FILETIME
represents time as 100-nanseconds integer since January 1, 1601 (source). The Date
constructor represents time as milliseconds since the epoch (January 1, 1970) (source).
Thus, to get a JS Date
out of a FILETIME
, we need to divide by 10,000 and subtract the difference between January 1, 1970 and January 1, 1601, in milliseconds.

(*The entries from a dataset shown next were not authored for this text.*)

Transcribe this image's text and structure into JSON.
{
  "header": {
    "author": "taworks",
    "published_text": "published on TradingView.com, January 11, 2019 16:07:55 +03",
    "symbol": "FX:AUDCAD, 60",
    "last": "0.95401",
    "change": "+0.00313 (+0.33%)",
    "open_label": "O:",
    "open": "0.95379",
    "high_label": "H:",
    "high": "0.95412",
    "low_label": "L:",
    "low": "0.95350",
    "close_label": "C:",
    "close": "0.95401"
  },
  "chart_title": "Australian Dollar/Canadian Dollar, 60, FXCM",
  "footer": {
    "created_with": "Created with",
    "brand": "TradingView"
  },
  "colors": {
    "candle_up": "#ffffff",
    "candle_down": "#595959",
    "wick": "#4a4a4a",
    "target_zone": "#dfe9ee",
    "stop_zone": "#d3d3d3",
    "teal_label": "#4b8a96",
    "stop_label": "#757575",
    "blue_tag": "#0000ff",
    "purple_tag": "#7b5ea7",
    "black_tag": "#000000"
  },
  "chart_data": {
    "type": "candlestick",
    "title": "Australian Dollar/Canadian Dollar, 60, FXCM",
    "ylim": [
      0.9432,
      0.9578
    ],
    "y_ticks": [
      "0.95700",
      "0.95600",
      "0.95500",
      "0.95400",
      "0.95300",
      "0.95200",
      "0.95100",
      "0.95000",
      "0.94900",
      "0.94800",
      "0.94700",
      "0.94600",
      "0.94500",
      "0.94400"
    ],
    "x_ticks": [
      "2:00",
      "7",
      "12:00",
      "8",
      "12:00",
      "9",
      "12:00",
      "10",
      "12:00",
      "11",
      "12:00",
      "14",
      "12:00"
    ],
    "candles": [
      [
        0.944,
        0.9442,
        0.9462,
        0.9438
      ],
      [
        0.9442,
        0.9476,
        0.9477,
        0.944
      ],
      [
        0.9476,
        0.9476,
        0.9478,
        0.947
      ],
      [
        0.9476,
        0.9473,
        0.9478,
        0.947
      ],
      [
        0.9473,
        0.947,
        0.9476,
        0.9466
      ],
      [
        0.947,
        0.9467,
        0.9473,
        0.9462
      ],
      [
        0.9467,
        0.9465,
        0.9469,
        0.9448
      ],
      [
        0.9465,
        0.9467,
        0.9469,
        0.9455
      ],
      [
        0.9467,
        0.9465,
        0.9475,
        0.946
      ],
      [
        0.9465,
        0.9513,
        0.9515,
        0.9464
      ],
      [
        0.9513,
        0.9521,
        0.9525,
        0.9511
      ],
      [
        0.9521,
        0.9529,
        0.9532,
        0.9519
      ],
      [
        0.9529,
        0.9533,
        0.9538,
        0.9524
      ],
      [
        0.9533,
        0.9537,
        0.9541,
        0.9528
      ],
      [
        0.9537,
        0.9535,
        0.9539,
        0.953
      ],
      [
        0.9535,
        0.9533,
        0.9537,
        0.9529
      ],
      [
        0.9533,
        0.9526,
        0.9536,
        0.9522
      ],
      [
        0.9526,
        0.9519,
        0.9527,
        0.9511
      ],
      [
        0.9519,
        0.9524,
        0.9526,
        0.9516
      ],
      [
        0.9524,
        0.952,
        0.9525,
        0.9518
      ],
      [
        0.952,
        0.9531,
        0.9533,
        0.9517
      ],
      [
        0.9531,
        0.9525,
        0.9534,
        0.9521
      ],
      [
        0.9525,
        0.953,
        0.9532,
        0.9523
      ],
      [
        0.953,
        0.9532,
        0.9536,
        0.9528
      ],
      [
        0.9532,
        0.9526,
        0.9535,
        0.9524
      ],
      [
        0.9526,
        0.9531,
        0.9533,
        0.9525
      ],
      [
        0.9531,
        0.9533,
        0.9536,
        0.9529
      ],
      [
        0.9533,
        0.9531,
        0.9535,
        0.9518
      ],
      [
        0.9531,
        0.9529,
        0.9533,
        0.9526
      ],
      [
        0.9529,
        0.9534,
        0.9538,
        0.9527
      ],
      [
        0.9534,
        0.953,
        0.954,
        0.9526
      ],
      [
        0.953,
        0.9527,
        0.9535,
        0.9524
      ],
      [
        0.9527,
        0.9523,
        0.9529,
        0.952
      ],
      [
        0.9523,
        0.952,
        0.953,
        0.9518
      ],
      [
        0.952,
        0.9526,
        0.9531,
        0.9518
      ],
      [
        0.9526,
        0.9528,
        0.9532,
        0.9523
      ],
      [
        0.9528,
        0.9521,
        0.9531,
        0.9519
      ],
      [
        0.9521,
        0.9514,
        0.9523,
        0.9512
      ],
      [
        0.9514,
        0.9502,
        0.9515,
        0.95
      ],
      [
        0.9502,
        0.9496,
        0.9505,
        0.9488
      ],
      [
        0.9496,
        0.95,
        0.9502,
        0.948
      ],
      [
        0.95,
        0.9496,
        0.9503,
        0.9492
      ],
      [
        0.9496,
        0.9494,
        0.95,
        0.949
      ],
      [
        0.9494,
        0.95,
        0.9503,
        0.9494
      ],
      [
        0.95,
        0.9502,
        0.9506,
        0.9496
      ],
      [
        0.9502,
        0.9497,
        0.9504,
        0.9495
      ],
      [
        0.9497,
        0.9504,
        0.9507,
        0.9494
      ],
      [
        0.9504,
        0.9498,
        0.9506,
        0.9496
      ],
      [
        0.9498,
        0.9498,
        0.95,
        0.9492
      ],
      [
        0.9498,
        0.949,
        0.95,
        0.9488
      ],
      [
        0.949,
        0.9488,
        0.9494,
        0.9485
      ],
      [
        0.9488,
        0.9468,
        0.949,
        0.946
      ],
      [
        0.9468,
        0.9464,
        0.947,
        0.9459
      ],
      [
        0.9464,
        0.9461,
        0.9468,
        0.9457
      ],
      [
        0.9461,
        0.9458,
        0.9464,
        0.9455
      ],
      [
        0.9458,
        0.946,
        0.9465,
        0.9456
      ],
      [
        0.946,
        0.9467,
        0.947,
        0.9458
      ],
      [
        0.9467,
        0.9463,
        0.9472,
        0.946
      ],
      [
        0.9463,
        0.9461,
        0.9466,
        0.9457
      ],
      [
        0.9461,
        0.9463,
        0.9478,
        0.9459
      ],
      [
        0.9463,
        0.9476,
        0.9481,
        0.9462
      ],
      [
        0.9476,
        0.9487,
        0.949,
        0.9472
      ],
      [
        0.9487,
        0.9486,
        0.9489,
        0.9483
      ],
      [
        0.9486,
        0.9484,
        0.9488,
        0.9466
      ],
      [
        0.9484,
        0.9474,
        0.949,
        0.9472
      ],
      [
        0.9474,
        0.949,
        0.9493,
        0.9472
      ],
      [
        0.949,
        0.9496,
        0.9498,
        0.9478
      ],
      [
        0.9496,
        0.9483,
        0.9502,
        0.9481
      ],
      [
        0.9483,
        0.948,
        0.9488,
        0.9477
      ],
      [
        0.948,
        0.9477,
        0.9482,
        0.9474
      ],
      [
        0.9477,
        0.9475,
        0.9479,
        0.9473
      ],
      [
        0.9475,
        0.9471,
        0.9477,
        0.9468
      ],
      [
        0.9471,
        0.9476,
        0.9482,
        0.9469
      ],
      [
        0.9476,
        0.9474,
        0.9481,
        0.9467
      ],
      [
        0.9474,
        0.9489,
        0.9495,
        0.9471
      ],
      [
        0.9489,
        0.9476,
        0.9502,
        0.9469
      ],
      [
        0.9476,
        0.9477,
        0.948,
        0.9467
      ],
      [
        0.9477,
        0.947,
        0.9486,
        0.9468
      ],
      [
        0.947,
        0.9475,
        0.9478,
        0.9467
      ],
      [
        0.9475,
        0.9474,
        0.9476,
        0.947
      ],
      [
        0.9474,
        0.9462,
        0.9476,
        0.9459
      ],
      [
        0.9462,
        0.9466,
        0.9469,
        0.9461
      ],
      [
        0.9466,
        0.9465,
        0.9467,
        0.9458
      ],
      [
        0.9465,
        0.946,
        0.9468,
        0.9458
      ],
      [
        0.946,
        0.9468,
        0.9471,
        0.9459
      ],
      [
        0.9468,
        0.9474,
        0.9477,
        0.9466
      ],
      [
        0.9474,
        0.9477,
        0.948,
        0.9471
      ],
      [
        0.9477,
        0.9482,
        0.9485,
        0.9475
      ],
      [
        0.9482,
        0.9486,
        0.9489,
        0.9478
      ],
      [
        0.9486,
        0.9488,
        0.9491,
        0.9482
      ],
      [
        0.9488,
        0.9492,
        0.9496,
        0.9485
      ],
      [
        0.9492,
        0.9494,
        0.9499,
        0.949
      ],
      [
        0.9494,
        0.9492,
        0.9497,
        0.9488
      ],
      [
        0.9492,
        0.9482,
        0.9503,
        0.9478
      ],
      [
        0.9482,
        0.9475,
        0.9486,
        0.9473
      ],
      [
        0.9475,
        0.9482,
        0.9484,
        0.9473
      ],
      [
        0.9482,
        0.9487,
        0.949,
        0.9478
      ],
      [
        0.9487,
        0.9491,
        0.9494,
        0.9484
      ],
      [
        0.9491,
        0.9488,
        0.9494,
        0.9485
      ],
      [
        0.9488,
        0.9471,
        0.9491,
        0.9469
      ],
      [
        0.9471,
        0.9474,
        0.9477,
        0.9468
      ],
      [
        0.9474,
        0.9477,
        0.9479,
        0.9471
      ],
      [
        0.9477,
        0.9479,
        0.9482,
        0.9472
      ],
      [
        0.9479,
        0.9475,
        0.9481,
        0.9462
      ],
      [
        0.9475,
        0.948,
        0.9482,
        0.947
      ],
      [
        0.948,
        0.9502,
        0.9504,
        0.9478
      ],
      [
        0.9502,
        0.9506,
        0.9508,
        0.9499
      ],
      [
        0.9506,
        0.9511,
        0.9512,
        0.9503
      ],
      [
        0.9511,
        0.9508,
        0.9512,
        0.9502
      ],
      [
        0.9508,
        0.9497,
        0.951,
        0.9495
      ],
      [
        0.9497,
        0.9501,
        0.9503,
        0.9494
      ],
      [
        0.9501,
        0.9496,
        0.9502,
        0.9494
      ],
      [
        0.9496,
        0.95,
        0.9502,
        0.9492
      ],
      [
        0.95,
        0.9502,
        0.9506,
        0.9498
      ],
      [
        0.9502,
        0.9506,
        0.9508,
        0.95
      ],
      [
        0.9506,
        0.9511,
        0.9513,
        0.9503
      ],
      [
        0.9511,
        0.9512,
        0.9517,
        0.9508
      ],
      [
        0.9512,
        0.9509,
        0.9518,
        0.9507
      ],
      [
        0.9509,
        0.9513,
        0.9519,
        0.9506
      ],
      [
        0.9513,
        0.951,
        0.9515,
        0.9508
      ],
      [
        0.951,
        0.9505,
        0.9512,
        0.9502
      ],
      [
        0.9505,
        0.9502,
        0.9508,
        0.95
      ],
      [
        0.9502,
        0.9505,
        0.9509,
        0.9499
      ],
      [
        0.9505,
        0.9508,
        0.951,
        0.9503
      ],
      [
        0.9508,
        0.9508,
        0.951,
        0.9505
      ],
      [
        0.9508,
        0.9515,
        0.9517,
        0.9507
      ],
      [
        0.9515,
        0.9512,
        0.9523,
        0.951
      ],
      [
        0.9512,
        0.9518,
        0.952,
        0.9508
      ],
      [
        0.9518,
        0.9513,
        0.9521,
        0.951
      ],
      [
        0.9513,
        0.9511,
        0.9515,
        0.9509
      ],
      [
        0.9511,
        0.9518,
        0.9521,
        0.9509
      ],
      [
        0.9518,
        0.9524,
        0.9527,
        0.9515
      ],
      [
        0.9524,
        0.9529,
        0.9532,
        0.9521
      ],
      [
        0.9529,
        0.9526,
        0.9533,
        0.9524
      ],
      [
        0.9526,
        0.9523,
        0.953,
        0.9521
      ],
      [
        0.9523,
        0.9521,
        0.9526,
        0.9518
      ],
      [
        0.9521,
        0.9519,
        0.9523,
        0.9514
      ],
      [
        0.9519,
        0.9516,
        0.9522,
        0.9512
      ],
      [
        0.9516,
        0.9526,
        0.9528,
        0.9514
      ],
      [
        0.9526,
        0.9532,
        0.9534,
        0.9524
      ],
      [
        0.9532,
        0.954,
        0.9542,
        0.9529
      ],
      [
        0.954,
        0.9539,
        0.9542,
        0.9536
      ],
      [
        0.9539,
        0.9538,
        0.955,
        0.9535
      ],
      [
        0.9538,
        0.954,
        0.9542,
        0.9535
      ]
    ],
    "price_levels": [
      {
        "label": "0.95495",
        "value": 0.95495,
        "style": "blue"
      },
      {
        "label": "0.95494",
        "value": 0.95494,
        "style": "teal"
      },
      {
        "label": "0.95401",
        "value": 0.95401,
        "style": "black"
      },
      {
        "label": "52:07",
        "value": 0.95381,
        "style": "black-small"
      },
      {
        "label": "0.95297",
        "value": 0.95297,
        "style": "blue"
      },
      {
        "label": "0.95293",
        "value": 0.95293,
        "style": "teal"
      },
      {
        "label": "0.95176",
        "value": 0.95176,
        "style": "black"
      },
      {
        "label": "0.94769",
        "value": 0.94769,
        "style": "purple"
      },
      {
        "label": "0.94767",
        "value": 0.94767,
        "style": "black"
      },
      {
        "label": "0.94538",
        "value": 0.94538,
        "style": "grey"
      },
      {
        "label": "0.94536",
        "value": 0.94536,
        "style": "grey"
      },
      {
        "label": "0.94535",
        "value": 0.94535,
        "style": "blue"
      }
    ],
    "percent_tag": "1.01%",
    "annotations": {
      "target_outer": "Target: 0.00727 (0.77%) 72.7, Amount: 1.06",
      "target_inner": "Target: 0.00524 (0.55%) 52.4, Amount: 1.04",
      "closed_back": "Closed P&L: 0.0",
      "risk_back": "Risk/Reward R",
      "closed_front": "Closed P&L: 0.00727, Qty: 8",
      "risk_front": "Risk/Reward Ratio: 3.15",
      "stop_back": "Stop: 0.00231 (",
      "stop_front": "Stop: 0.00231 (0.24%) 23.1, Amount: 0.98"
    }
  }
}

The difference is 11,644,474,854,000 ms:
const windowsEpoch = new Date('January 1, 1601');
const unixEpoch = new Date('January 1, 1970');
console.log(unixEpoch - windowsEpoch);
Here's the code:
function filetimeToDate(filetime) {
const epochsDiff = 11644474854000;
return new Date((filetime / 10000) - epochsDiff);
}
function setTime(data) {
let readDate = JSON.parse(JSON.stringify(data));
let now = filetimeToDate(readDate.currentFileTime);
console.log(now);
}
setTime({"$id":"1","currentDateTime":"2021-01-20T22:29-05:00","utcOffset":"-05:00:00","isDayLightSavingsTime":false,"dayOfTheWeek":"Wednesday","timeZoneName":"Eastern Standard Time","currentFileTime":132556553638838375,"ordinalDate":"2021-20","serviceResponse":null});
Edit: The above numbers, and calculations, are actually inaccurate, because JS uses double-precision floating point (that can store up to 2^53 precisely), but we're dealing with 64-bit integers. If the precision is important to you (up to seconds or milliseconds), you can use BigInt
s. However, I didn't use that because the difference isn't significant and BigInt
s: a) slow down the calculations, and b) are not portable as plain JS numbers yet.